Spencer Badu déconstruit et remixe les codes dans son lookbook SS26
La marque torontoise réinvente les silhouettes traditionnelles à travers un prisme culturel fluide.
Résumé
- Spencer Badu dévoile sa Collection 017 Printemps/Été 2026, placée sous le signe de silhouettes déconstruites et d’identités fluides.
- Cette proposition saisonnière puise largement son inspiration dans le choc des codes du hip‑hop de la fin des années 90 et du début des années 2000, associé aux esthétiques traditionnelles ghanéennes.
- Photographiée au Suriname par Fidelio Faustino, la campagne qui l’accompagne célèbre l’expérience afro‑caribéenne et la résistance à toute forme de mise en case.
Spencer Badu présente son lookbook SS26, qui fait de la Collection 017 une exploration profonde de la culture remixée et des identités fluides. Fondée par le créateur torontois éponyme, la marque s’appuie sur cet ensemble semi‑autobiographique pour recontextualiser l’idée même d’uniforme, en s’inspirant du choc des codes propres au hip‑hop de la fin des années 90 et du début des années 2000.
La collection de saison réinvente les pièces héritage à travers un prisme résolument diasporique. L’imprimé camo dansant signature est réédité dans une palette « woodland », décliné sur un bermuda cargo trois‑quarts et une field jacket courte structurée par des manches raglan asymétriques. Une maille de caractère occupe également le devant de la scène, portée par un motif Argyle classique volontairement perturbé par un fil transparent et ajouré, qui insuffle une vulnérabilité nouvelle à un vestiaire traditionnellement masculin.
L’exploration graphique ancre la sélection cœur « Line One » de la marque, portée par une étoile asymétrique composée du mot « Badu », associée à un logo box tie‑dye inspiré de l’esthétique vibrante des pochettes d’albums de Daddy Lumba. Les codes du Post‑Work Tailoring sont remixés à travers une chemise de travail et un pantalon droit, tous deux définis par des coutures brutes et un procédé de teinture en couches qui révèle l’état antérieur de la matière.

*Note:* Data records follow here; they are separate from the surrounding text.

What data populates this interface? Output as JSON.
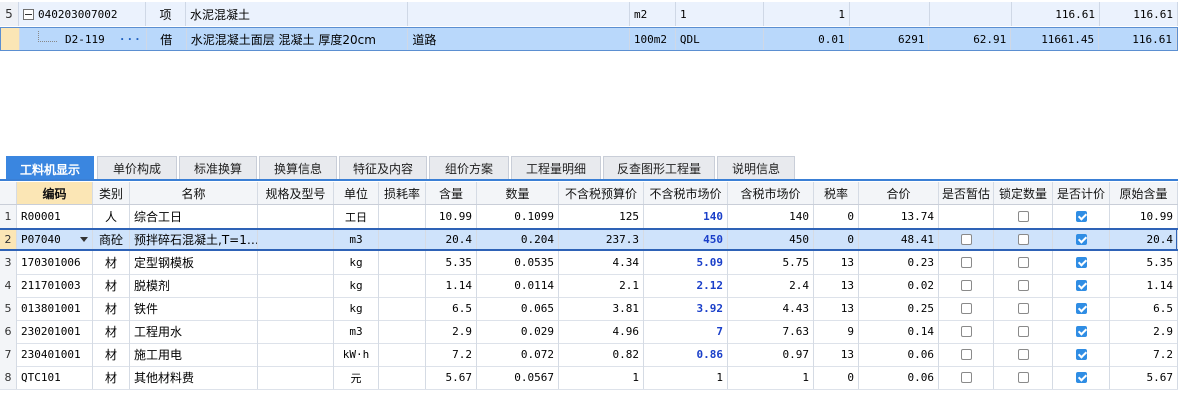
{
  "top_grid": {
    "rows": [
      {
        "rownum": "5",
        "code": "040203007002",
        "type": "项",
        "name": "水泥混凝土",
        "spec": "",
        "unit": "m2",
        "qty_expr": "1",
        "qty": "1",
        "price": "",
        "c8": "",
        "total": "116.61",
        "last": "116.61"
      },
      {
        "rownum": "",
        "code": "D2-119",
        "type": "借",
        "name": "水泥混凝土面层 混凝土 厚度20cm",
        "spec": "道路",
        "unit": "100m2",
        "qty_expr": "QDL",
        "qty": "0.01",
        "price": "6291",
        "c8": "62.91",
        "total": "11661.45",
        "last": "116.61"
      }
    ]
  },
  "tabs": [
    {
      "label": "工料机显示",
      "active": true
    },
    {
      "label": "单价构成",
      "active": false
    },
    {
      "label": "标准换算",
      "active": false
    },
    {
      "label": "换算信息",
      "active": false
    },
    {
      "label": "特征及内容",
      "active": false
    },
    {
      "label": "组价方案",
      "active": false
    },
    {
      "label": "工程量明细",
      "active": false
    },
    {
      "label": "反查图形工程量",
      "active": false
    },
    {
      "label": "说明信息",
      "active": false
    }
  ],
  "grid": {
    "headers": [
      "编码",
      "类别",
      "名称",
      "规格及型号",
      "单位",
      "损耗率",
      "含量",
      "数量",
      "不含税预算价",
      "不含税市场价",
      "含税市场价",
      "税率",
      "合价",
      "是否暂估",
      "锁定数量",
      "是否计价",
      "原始含量"
    ],
    "rows": [
      {
        "n": "1",
        "code": "R00001",
        "cat": "人",
        "name": "综合工日",
        "spec": "",
        "unit": "工日",
        "loss": "",
        "content": "10.99",
        "qty": "0.1099",
        "budget": "125",
        "market": "140",
        "taxmarket": "140",
        "tax": "0",
        "total": "13.74",
        "est": "none",
        "lock": false,
        "price": true,
        "orig": "10.99",
        "sel": false
      },
      {
        "n": "2",
        "code": "P07040",
        "cat": "商砼",
        "name": "预拌碎石混凝土,T=1…",
        "spec": "",
        "unit": "m3",
        "loss": "",
        "content": "20.4",
        "qty": "0.204",
        "budget": "237.3",
        "market": "450",
        "taxmarket": "450",
        "tax": "0",
        "total": "48.41",
        "est": false,
        "lock": false,
        "price": true,
        "orig": "20.4",
        "sel": true
      },
      {
        "n": "3",
        "code": "170301006",
        "cat": "材",
        "name": "定型钢模板",
        "spec": "",
        "unit": "kg",
        "loss": "",
        "content": "5.35",
        "qty": "0.0535",
        "budget": "4.34",
        "market": "5.09",
        "taxmarket": "5.75",
        "tax": "13",
        "total": "0.23",
        "est": false,
        "lock": false,
        "price": true,
        "orig": "5.35",
        "sel": false
      },
      {
        "n": "4",
        "code": "211701003",
        "cat": "材",
        "name": "脱模剂",
        "spec": "",
        "unit": "kg",
        "loss": "",
        "content": "1.14",
        "qty": "0.0114",
        "budget": "2.1",
        "market": "2.12",
        "taxmarket": "2.4",
        "tax": "13",
        "total": "0.02",
        "est": false,
        "lock": false,
        "price": true,
        "orig": "1.14",
        "sel": false
      },
      {
        "n": "5",
        "code": "013801001",
        "cat": "材",
        "name": "铁件",
        "spec": "",
        "unit": "kg",
        "loss": "",
        "content": "6.5",
        "qty": "0.065",
        "budget": "3.81",
        "market": "3.92",
        "taxmarket": "4.43",
        "tax": "13",
        "total": "0.25",
        "est": false,
        "lock": false,
        "price": true,
        "orig": "6.5",
        "sel": false
      },
      {
        "n": "6",
        "code": "230201001",
        "cat": "材",
        "name": "工程用水",
        "spec": "",
        "unit": "m3",
        "loss": "",
        "content": "2.9",
        "qty": "0.029",
        "budget": "4.96",
        "market": "7",
        "taxmarket": "7.63",
        "tax": "9",
        "total": "0.14",
        "est": false,
        "lock": false,
        "price": true,
        "orig": "2.9",
        "sel": false
      },
      {
        "n": "7",
        "code": "230401001",
        "cat": "材",
        "name": "施工用电",
        "spec": "",
        "unit": "kW·h",
        "loss": "",
        "content": "7.2",
        "qty": "0.072",
        "budget": "0.82",
        "market": "0.86",
        "taxmarket": "0.97",
        "tax": "13",
        "total": "0.06",
        "est": false,
        "lock": false,
        "price": true,
        "orig": "7.2",
        "sel": false
      },
      {
        "n": "8",
        "code": "QTC101",
        "cat": "材",
        "name": "其他材料费",
        "spec": "",
        "unit": "元",
        "loss": "",
        "content": "5.67",
        "qty": "0.0567",
        "budget": "1",
        "market": "1",
        "taxmarket": "1",
        "tax": "0",
        "total": "0.06",
        "est": false,
        "lock": false,
        "price": true,
        "orig": "5.67",
        "sel": false
      }
    ],
    "bold_market_rows": [
      "1",
      "2",
      "3",
      "4",
      "5",
      "6",
      "7"
    ]
  },
  "colors": {
    "accent": "#3a86e0",
    "selection": "#cfe3fb",
    "highlight_text": "#1a3fc9"
  },
  "icons": [
    "collapse-icon",
    "tree-line-icon",
    "ellipsis-icon",
    "dropdown-arrow-icon",
    "checkbox-icon"
  ]
}
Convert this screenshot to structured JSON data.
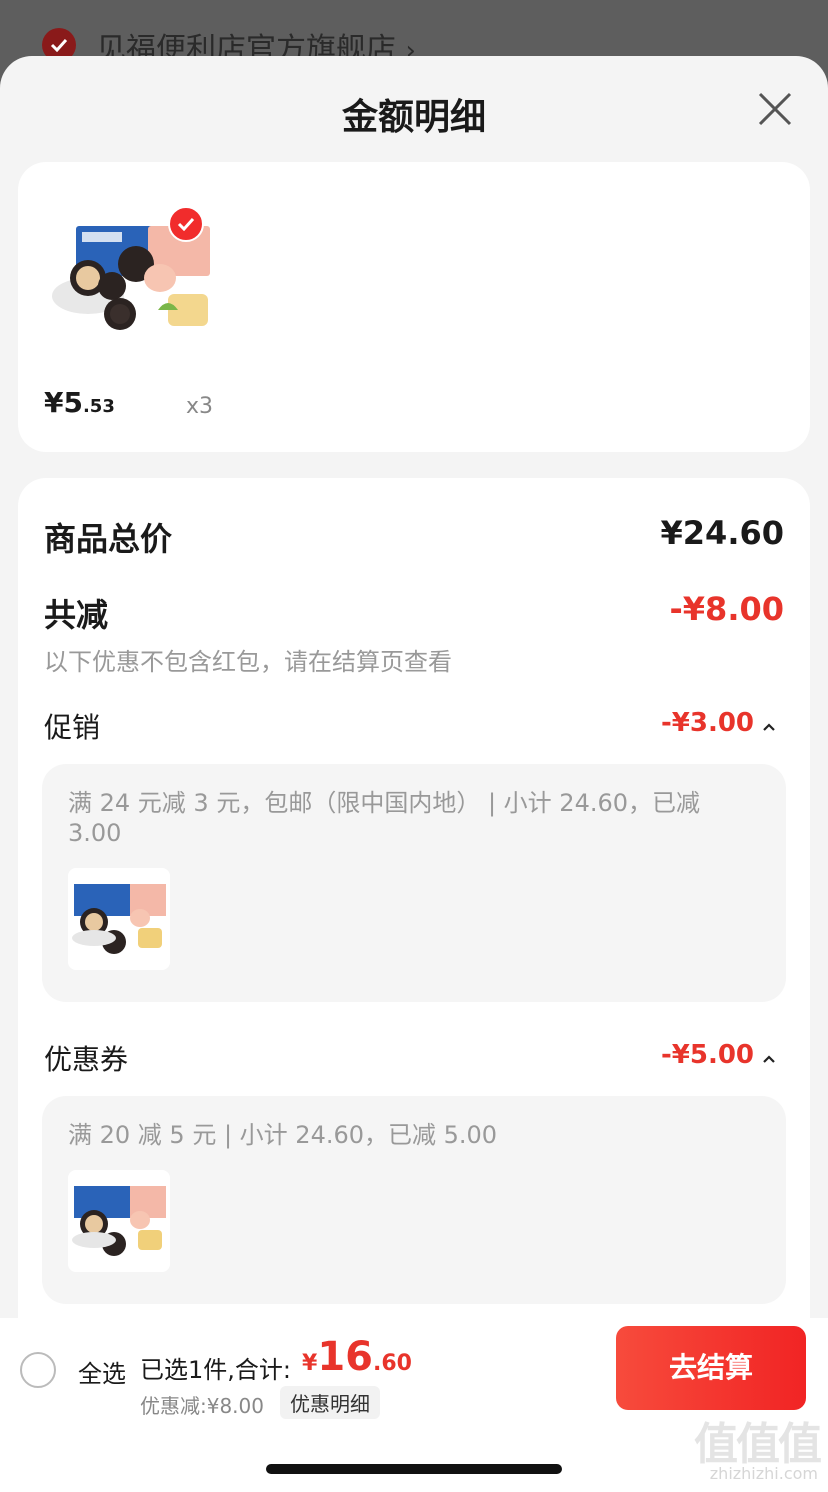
{
  "background_page": {
    "store_name": "见福便利店官方旗舰店",
    "chevron": "›"
  },
  "sheet": {
    "title": "金额明细",
    "close_icon": "close-x-icon"
  },
  "product": {
    "price_main": "¥5",
    "price_decimal": ".53",
    "quantity": "x3",
    "selected": true
  },
  "summary": {
    "total_label": "商品总价",
    "total_value": "¥24.60",
    "reduce_label": "共减",
    "reduce_value": "-¥8.00",
    "note": "以下优惠不包含红包，请在结算页查看"
  },
  "promotion": {
    "label": "促销",
    "value": "-¥3.00",
    "detail": "满 24 元减 3 元，包邮（限中国内地） | 小计 24.60，已减 3.00"
  },
  "coupon": {
    "label": "优惠券",
    "value": "-¥5.00",
    "detail": "满 20 减 5 元 | 小计 24.60，已减 5.00"
  },
  "bottom_bar": {
    "select_all": "全选",
    "selected_text": "已选1件,合计:",
    "currency": "¥",
    "amount_main": "16",
    "amount_decimal": ".60",
    "discount": "优惠减:¥8.00",
    "detail_link": "优惠明细",
    "checkout": "去结算"
  },
  "watermark": {
    "glyphs": "值值值",
    "url": "zhizhizhi.com"
  },
  "colors": {
    "accent_red": "#e8342b",
    "button_red": "#f12424"
  }
}
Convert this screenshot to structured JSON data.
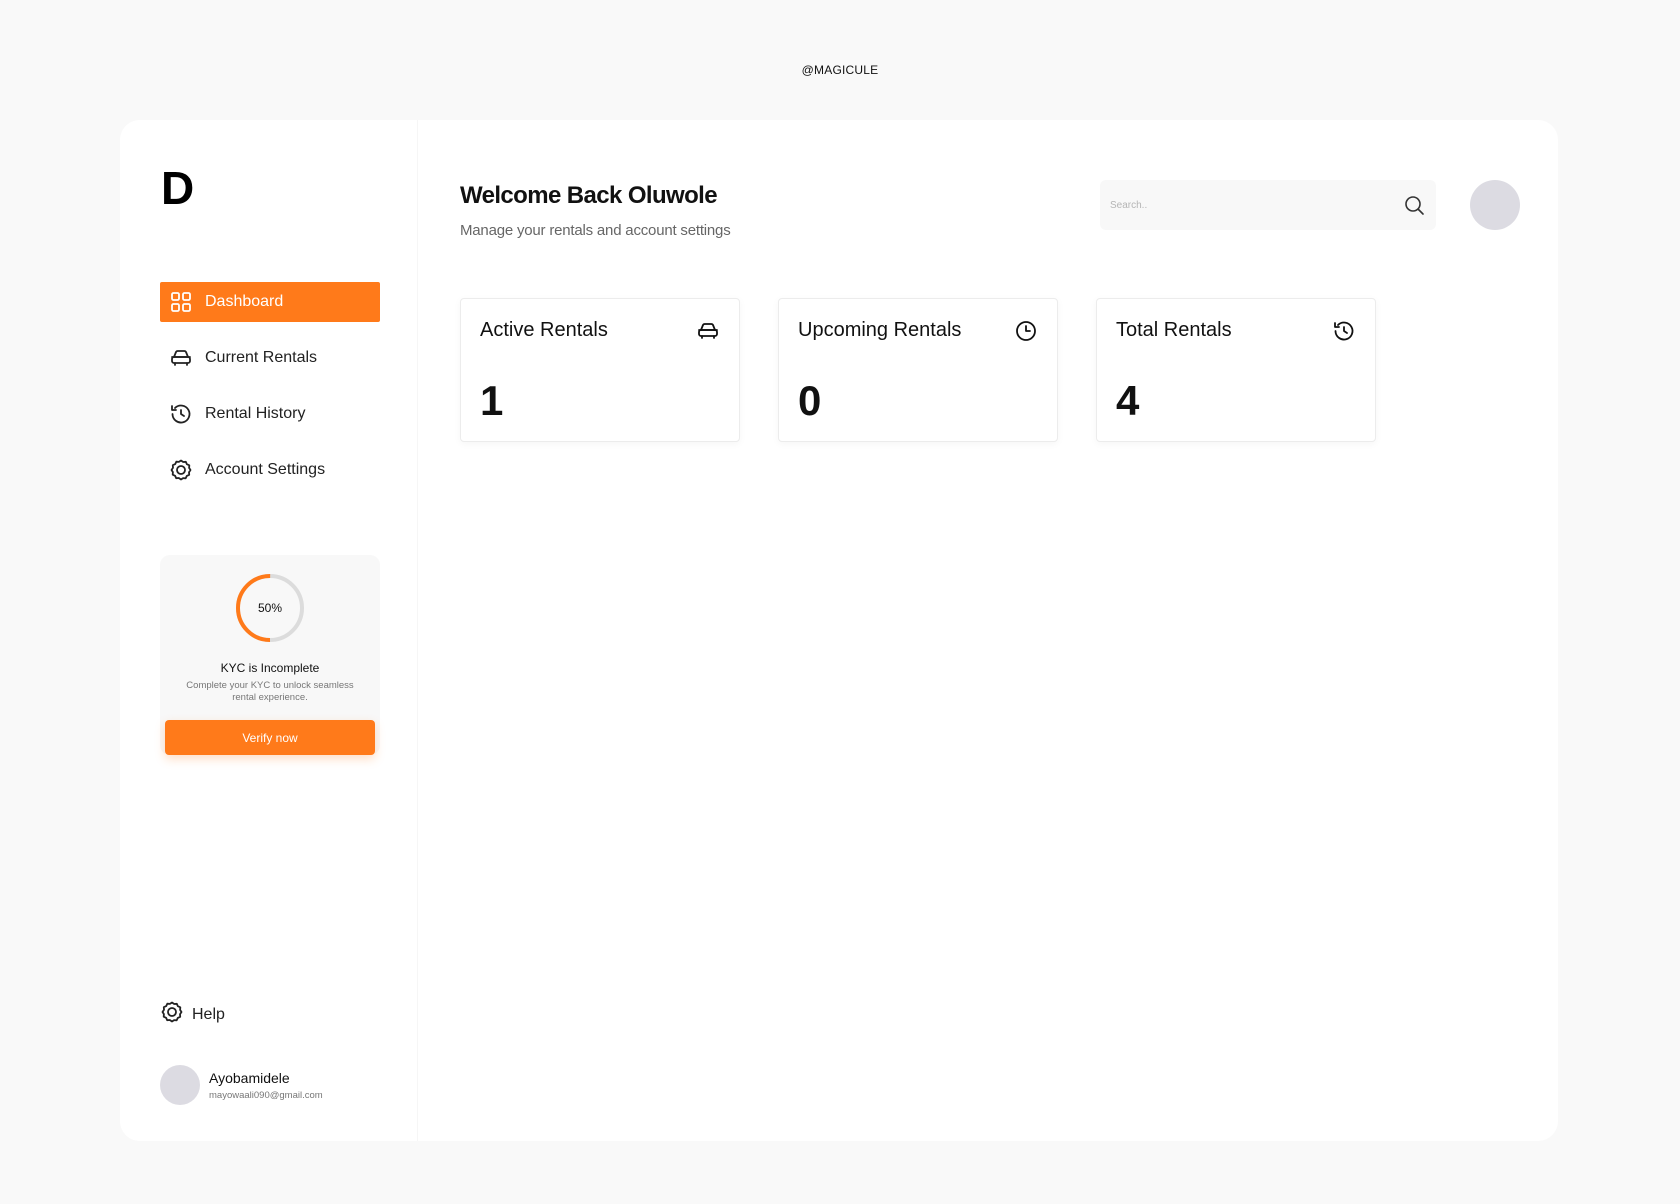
{
  "watermark": "@MAGICULE",
  "brand": {
    "logo": "D",
    "accent_color": "#ff7a1a"
  },
  "sidebar": {
    "items": [
      {
        "label": "Dashboard",
        "icon": "grid-icon",
        "active": true
      },
      {
        "label": "Current Rentals",
        "icon": "car-icon",
        "active": false
      },
      {
        "label": "Rental History",
        "icon": "history-icon",
        "active": false
      },
      {
        "label": "Account Settings",
        "icon": "gear-icon",
        "active": false
      }
    ],
    "kyc": {
      "progress_label": "50%",
      "progress": 0.5,
      "title": "KYC is Incomplete",
      "description": "Complete your KYC to unlock seamless rental experience.",
      "button_label": "Verify now"
    },
    "help_label": "Help",
    "user": {
      "name": "Ayobamidele",
      "email": "mayowaali090@gmail.com"
    }
  },
  "header": {
    "title": "Welcome Back Oluwole",
    "subtitle": "Manage your rentals and account settings",
    "search_placeholder": "Search.."
  },
  "stats": [
    {
      "title": "Active Rentals",
      "value": "1",
      "icon": "car-icon"
    },
    {
      "title": "Upcoming Rentals",
      "value": "0",
      "icon": "clock-icon"
    },
    {
      "title": "Total Rentals",
      "value": "4",
      "icon": "history-icon"
    }
  ]
}
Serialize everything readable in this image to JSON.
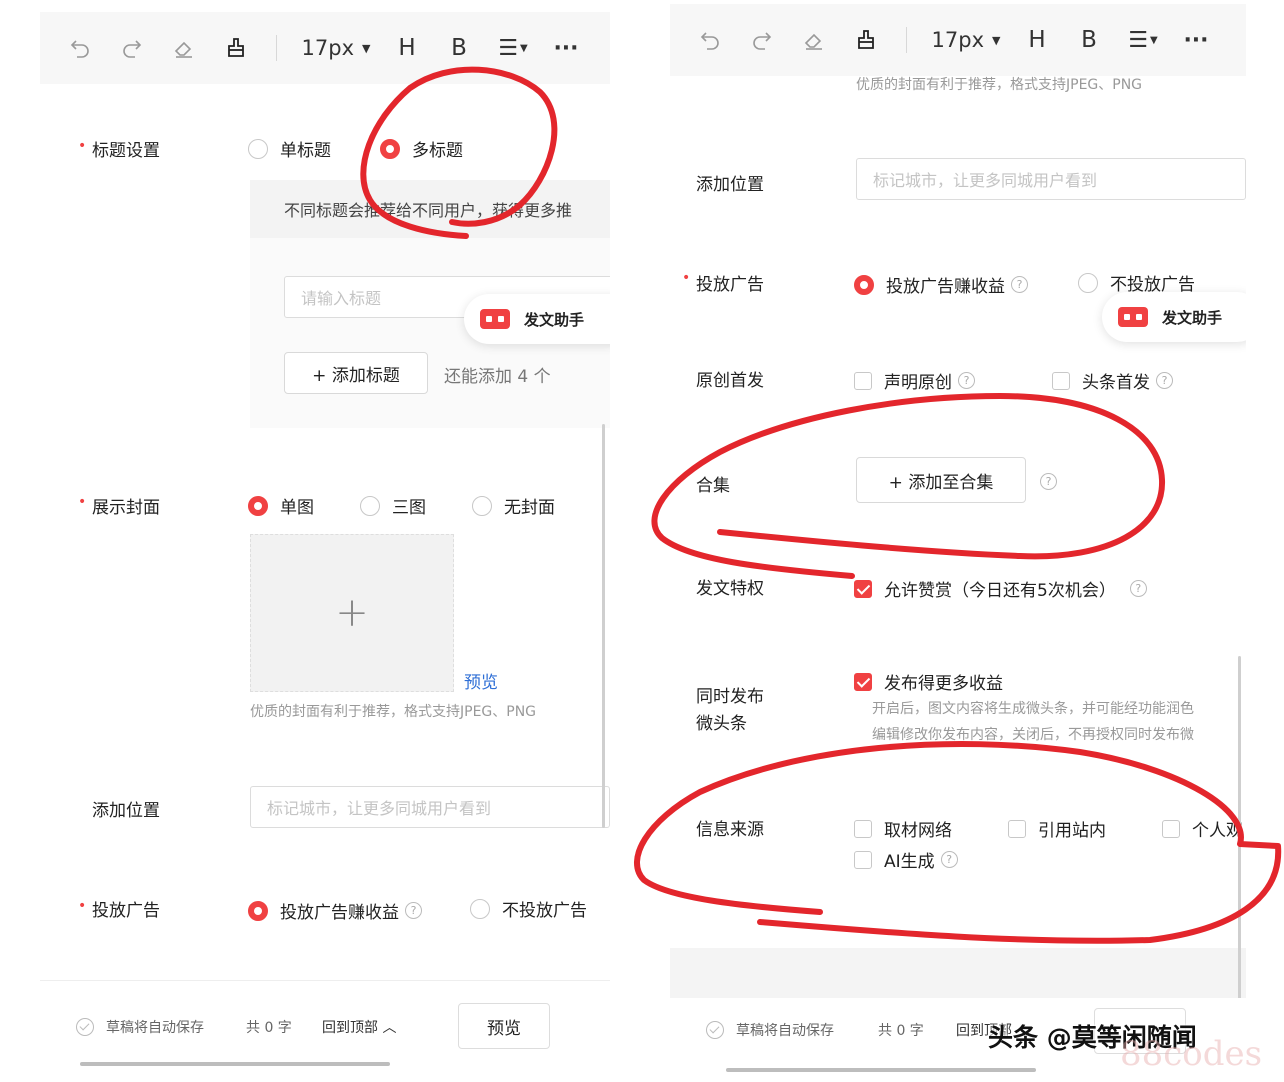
{
  "toolbar": {
    "icons": [
      "undo-icon",
      "redo-icon",
      "eraser-icon",
      "format-brush-icon"
    ],
    "font_size": "17px",
    "heading": "H",
    "bold": "B",
    "list": "☰",
    "more": "···"
  },
  "left": {
    "title_setting": {
      "label": "标题设置",
      "options": [
        "单标题",
        "多标题"
      ],
      "selected": "多标题",
      "tip": "不同标题会推荐给不同用户，获得更多推",
      "input_placeholder": "请输入标题",
      "add_button": "+ 添加标题",
      "remaining": "还能添加 4 个"
    },
    "helper": "发文助手",
    "cover": {
      "label": "展示封面",
      "options": [
        "单图",
        "三图",
        "无封面"
      ],
      "selected": "单图",
      "plus": "+",
      "preview_link": "预览",
      "hint": "优质的封面有利于推荐，格式支持JPEG、PNG"
    },
    "location": {
      "label": "添加位置",
      "placeholder": "标记城市，让更多同城用户看到"
    },
    "ads": {
      "label": "投放广告",
      "options": [
        "投放广告赚收益",
        "不投放广告"
      ],
      "selected": "投放广告赚收益"
    },
    "footer": {
      "autosave": "草稿将自动保存",
      "word_count": "共 0 字",
      "back_to_top": "回到顶部 ︿",
      "preview": "预览"
    }
  },
  "right": {
    "cover_hint": "优质的封面有利于推荐，格式支持JPEG、PNG",
    "location": {
      "label": "添加位置",
      "placeholder": "标记城市，让更多同城用户看到"
    },
    "ads": {
      "label": "投放广告",
      "options": [
        "投放广告赚收益",
        "不投放广告"
      ],
      "selected": "投放广告赚收益"
    },
    "helper": "发文助手",
    "original": {
      "label": "原创首发",
      "options": [
        "声明原创",
        "头条首发"
      ]
    },
    "collection": {
      "label": "合集",
      "button": "+ 添加至合集"
    },
    "privilege": {
      "label": "发文特权",
      "option": "允许赞赏（今日还有5次机会）"
    },
    "micro": {
      "label_line1": "同时发布",
      "label_line2": "微头条",
      "option": "发布得更多收益",
      "desc_line1": "开启后，图文内容将生成微头条，并可能经功能润色",
      "desc_line2": "编辑修改你发布内容，关闭后，不再授权同时发布微"
    },
    "source": {
      "label": "信息来源",
      "options": [
        "取材网络",
        "引用站内",
        "个人观",
        "AI生成"
      ]
    },
    "footer": {
      "autosave": "草稿将自动保存",
      "word_count": "共 0 字",
      "back_to_top": "回到顶部"
    }
  },
  "watermark": "头条 @莫等闲随闻",
  "watermark_faint": "88codes",
  "colors": {
    "accent": "#f04142",
    "link": "#2f6fd6",
    "annotation": "#e3262c"
  }
}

Le pantalon se distingue par une ceinture déconstruite pour une allure décontractée, tandis que la chemise s’équipe d’un col amovible, pensé pour passer d’un univers à l’autre avec fluidité. Par ailleurs, la ligne BaduSport signe le retour du maillot de football iconique en mesh polyester, souligné de passepoils rouges, d’épaulettes amovibles exagérées et d’un numéro 10 en appliqué blanc, clin d’œil à la signification du nom du designer. Pour parfaire cette proposition sportswear, un survêtement asymétrique rouge et noir puise directement ses codes de color‑block et de construction dans les tissus ghanéens tissés traditionnellement portés sur l’épaule.